The fact that the defendant exited the vehicle when the car is in the lane of traffic at the stop sign and goes over to the passenger's side and starts knocking on the window apparently does seem to be very strange conduct, and I'm sure that the officer wouldn't have any idea as to whether the defendant at that point is asking the passenger to come out and start a fight, whether he might be engaged in innocent conduct of trying to get the passenger to move over to the driver's seat and he get into the passenger seat, or wouldn't even know if the passenger, for instance, might be someone that is being kidnapped by a serial killer, and I think that if the officer doesn't stop to investigate that, it could be a potentially very dangerous situation that could be involved.  There could have been a kidnapping in progress.  The officer doesn't know.  The officer is just seeing some awfully strange conduct at 3:40 in the morning.

 

I think under all of those circumstances, had the officer not gone to investigate, I think the officer would not be performing her duties for the community and seeing what was happening.  And as counsel indicates, it could be very innocent conduct.  It could have been criminal conduct.  The officer, under these circumstances, does have the right to investigate that conduct and see if it is in fact innocent conduct or if it's criminal conduct, and I think that she has testified sufficiently to a reasonable and articulable suspicion that there may have been some fight that was potentially about to take place and could have been in effect some sort of criminal conduct about to occur with regard to either disorderly conduct or battery or some such nature.

 

(Emphasis added.)

                        Police may stop a person if they have specific and articulable facts that, together with rational inferences from those facts, support a reasonable belief that a person has committed, is committing, or is about to commit an offense.  Terry v. Ohio, 392 U.S. 1, 21-22 (1968); § 968.24, Stats.  The facts necessary to support a stop must be judged by an objective standard:  would the facts available to the police at the time of the stop warrant a person of reasonable caution to believe that a stop was appropriate.  Id.  Police also may stop a driver if they reasonably suspect that he or she has committed a traffic violation.  State v. Krier, 165 Wis.2d 673, 678, 478 N.W.2d 63, 65-66 (Ct. App. 1991).  Whether undisputed facts satisfy the constitutional requirement of reasonableness for a stop presents a question of law that this court decides de novo.  State v. Griffin, 183 Wis.2d 327, 331, 515 N.W.2d 535, 537 (Ct. App.), cert. denied, 513 U.S. 950 (1994).

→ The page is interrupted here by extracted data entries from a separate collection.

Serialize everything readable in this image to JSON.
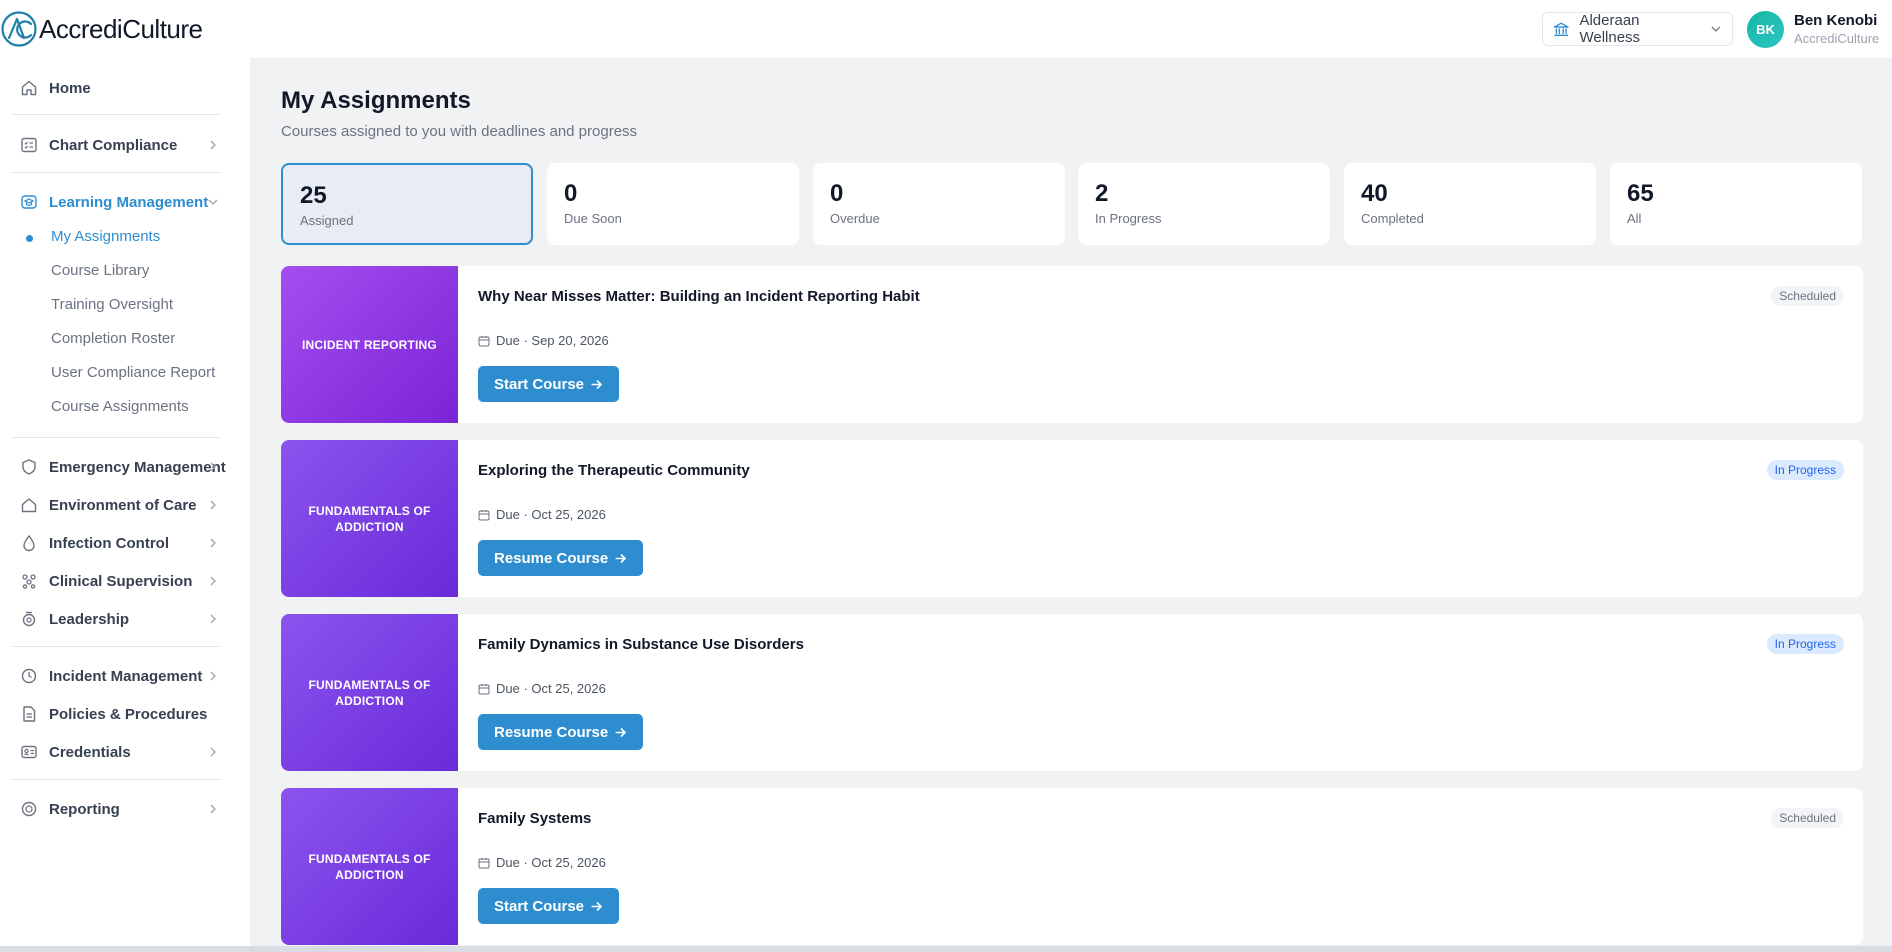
{
  "app": {
    "name": "AccrediCulture"
  },
  "header": {
    "org_selector": "Alderaan Wellness",
    "user": {
      "initials": "BK",
      "name": "Ben Kenobi",
      "org": "AccrediCulture"
    }
  },
  "sidebar": {
    "home": "Home",
    "chart_compliance": "Chart Compliance",
    "learning_management": "Learning Management",
    "learning_sub": [
      "My Assignments",
      "Course Library",
      "Training Oversight",
      "Completion Roster",
      "User Compliance Report",
      "Course Assignments"
    ],
    "emergency_management": "Emergency Management",
    "environment_of_care": "Environment of Care",
    "infection_control": "Infection Control",
    "clinical_supervision": "Clinical Supervision",
    "leadership": "Leadership",
    "incident_management": "Incident Management",
    "policies_procedures": "Policies & Procedures",
    "credentials": "Credentials",
    "reporting": "Reporting"
  },
  "main": {
    "title": "My Assignments",
    "subtitle": "Courses assigned to you with deadlines and progress"
  },
  "stats": [
    {
      "value": "25",
      "label": "Assigned"
    },
    {
      "value": "0",
      "label": "Due Soon"
    },
    {
      "value": "0",
      "label": "Overdue"
    },
    {
      "value": "2",
      "label": "In Progress"
    },
    {
      "value": "40",
      "label": "Completed"
    },
    {
      "value": "65",
      "label": "All"
    }
  ],
  "courses": [
    {
      "category": "INCIDENT REPORTING",
      "title": "Why Near Misses Matter: Building an Incident Reporting Habit",
      "due": "Due · Sep 20, 2026",
      "action": "Start Course",
      "status": "Scheduled"
    },
    {
      "category": "FUNDAMENTALS OF ADDICTION",
      "title": "Exploring the Therapeutic Community",
      "due": "Due · Oct 25, 2026",
      "action": "Resume Course",
      "status": "In Progress"
    },
    {
      "category": "FUNDAMENTALS OF ADDICTION",
      "title": "Family Dynamics in Substance Use Disorders",
      "due": "Due · Oct 25, 2026",
      "action": "Resume Course",
      "status": "In Progress"
    },
    {
      "category": "FUNDAMENTALS OF ADDICTION",
      "title": "Family Systems",
      "due": "Due · Oct 25, 2026",
      "action": "Start Course",
      "status": "Scheduled"
    }
  ],
  "colors": {
    "accent": "#2d8dcf",
    "brand_teal": "#1e9bb8",
    "card_purple": "#9b4cec",
    "card_violet": "#7c3aed"
  }
}
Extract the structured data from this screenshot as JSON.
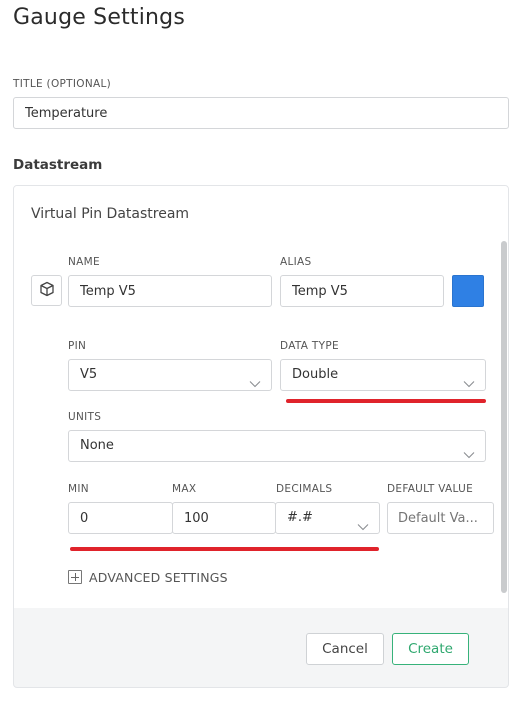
{
  "page": {
    "title": "Gauge Settings"
  },
  "title_field": {
    "label": "TITLE (OPTIONAL)",
    "value": "Temperature"
  },
  "datastream": {
    "section_title": "Datastream",
    "card_title": "Virtual Pin Datastream",
    "name": {
      "label": "NAME",
      "value": "Temp V5"
    },
    "alias": {
      "label": "ALIAS",
      "value": "Temp V5"
    },
    "color": "#2f80e4",
    "pin": {
      "label": "PIN",
      "value": "V5"
    },
    "data_type": {
      "label": "DATA TYPE",
      "value": "Double"
    },
    "units": {
      "label": "UNITS",
      "value": "None"
    },
    "min": {
      "label": "MIN",
      "value": "0"
    },
    "max": {
      "label": "MAX",
      "value": "100"
    },
    "decimals": {
      "label": "DECIMALS",
      "value": "#.#"
    },
    "default_value": {
      "label": "DEFAULT VALUE",
      "placeholder": "Default Va..."
    },
    "advanced_settings": "ADVANCED SETTINGS"
  },
  "footer": {
    "cancel_label": "Cancel",
    "create_label": "Create"
  },
  "icons": {
    "cube": "cube-icon",
    "chevron": "chevron-down-icon",
    "plus": "plus-square-icon"
  },
  "annotation_color": "#e0232b"
}
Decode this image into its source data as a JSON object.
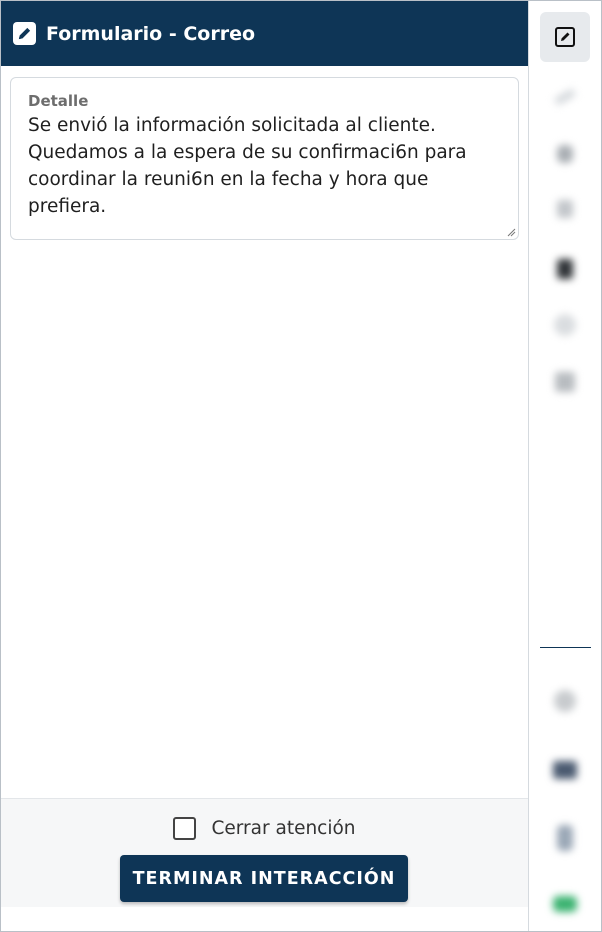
{
  "header": {
    "title": "Formulario - Correo",
    "icon": "edit-pencil-icon"
  },
  "detail": {
    "label": "Detalle",
    "value": "Se envió la información solicitada al cliente.\nQuedamos a la espera de su confirmaci6n para\ncoordinar la reuni6n en la fecha y hora que prefiera."
  },
  "footer": {
    "checkbox_label": "Cerrar atención",
    "checkbox_checked": false,
    "button_label": "TERMINAR INTERACCIÓN"
  },
  "sidebar": {
    "items": [
      {
        "icon": "edit-icon",
        "active": true
      },
      {
        "icon": "link-icon",
        "active": false
      },
      {
        "icon": "user-icon",
        "active": false
      },
      {
        "icon": "copy-icon",
        "active": false
      },
      {
        "icon": "document-icon",
        "active": false
      },
      {
        "icon": "globe-icon",
        "active": false
      },
      {
        "icon": "calendar-icon",
        "active": false
      },
      {
        "icon": "help-icon",
        "active": false
      },
      {
        "icon": "chat-icon",
        "active": false
      },
      {
        "icon": "phone-icon",
        "active": false
      },
      {
        "icon": "whatsapp-icon",
        "active": false
      }
    ]
  },
  "colors": {
    "brand": "#0e3556",
    "whatsapp": "#3cb371"
  }
}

                        Here, if Office Baake had any reasonable basis for suspecting that Lennie's conduct was a precursor to a battery, she did not articulate it at the suppression hearing.  As the trial court correctly observed, based on what Officer Baake testified, she could not have had "any idea" of whether Lennie's conduct was wholly innocent or not.  Although Officer Baake certainly did not need to be certain of anything in order to stop Lennie, she at least needed to have a "reasonable suspicion" that he had committed a traffic offense, or that he had committed, was committing, or was about to commit a crime.

                        The trial court correctly concluded that Lennie's strange conduct provided Officer Baake with "a basis to stop and see."  That, however, is not the same as a basis to stop Lennie.  Similarly, the trial court correctly concluded that Officer Baake had the "right to investigate."  That, however, is not the same as the right to investigate by stopping Lennie without reasonable suspicion.  Frustrating and risky though it may be, before stopping a person police sometimes have to observe from a short distance to try to determine whether that person has committed, is committing, or is about to commit a crime.  In this case the police failed to do so.

                        By the Court.—Judgment reversed.

                        This opinion will not be published.  See Rule 809.23(1)(b)4, Stats.


 



[1]  Although the judgment was entered by Judge Crawford, the suppression motion that is the subject of this appeal was decided by Judge Daniel L. Konkol.

[2]  This appeal is decided by one judge pursuant to § 752.31(2), Stats.